The method can use any appropriate enzyme to digest the experimental proteins. In this case the theoretical digestion of the genome segments needs to use the cleavage rules for the enzyme to be used in the experimental analysis.

If the experimental analysis is done with multiple enzymes it is possible to use the findings from multiple searches with each of the enzymes to confirm the identification of the region of the genome. If both analyses identify a certain region of the genome as a possible protein-coding region, then the region is more likely to be correctly identified as such It is possible that each analysis may not have enough hits to be clearly distinguished from the background but because multiple analyses indicate the same region, it can still be identified as the protein-coding region.

In a particular application, a combined search could be implemented where a search is trypsin and the hits are tallied to each segment then a search is carried out with other enzymes and hits are tallied to each segment. Finally, the hits to each segment from the two searches are summed to give a composite score per segment. Only hits that are in the same frame are summed. This combined approach would dramatically increase the sensitivity of identification.

It is also possible to take missed cleaved peptides and modified peptides into account. When the cleavage rules are used to determine the theoretical peptides, the sequence of peptides resulting from a missed cleavage can also be calculated. This allows the mass of these peptides to also be determined. During the application of the method of the present invention these masses can also be compared to experimental masses. Similarly, one can calculate the mass of a modified form of each of the peptides and check these masses also when comparing against the experimental masses.

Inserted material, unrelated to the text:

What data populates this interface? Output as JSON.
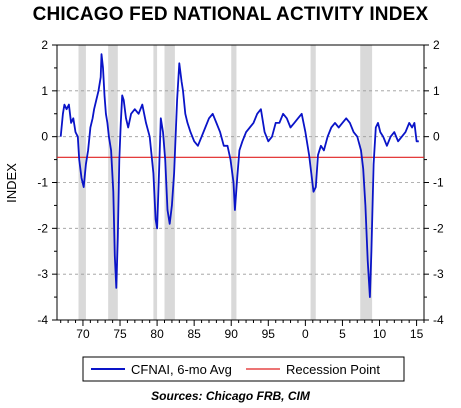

The method can be automated by writing an application or Script to take a series of peak lists and submit each in turn to a search against the genome. The results of this search can be databased and reviewed at a later time to determine the correct hit.

The present invention works particularly well with small genomes such as bacterial and yeast genomes or other eukayote genomes that have few introns and small amounts of non-coding DNA.

The method can also be used for the detection of pseudo genes which are versions of genes which have become defunct and identifying “protein families” of similar proteins. When a protein from a family of proteins is detected, a number of regions having a large number of matches may be identified. This indicates that the proteins may be members of the same protein family which may be for example be expressed in different tissues.

It will be appreciated by persons skilled in the art that numerous variations and/or modifications may be made to the invention as shown in the specific embodiments without departing from the spirit or scope of the invention as broadly described. The present embodiments are, therefore, to be considered in all respects as illustrative and not restrictive.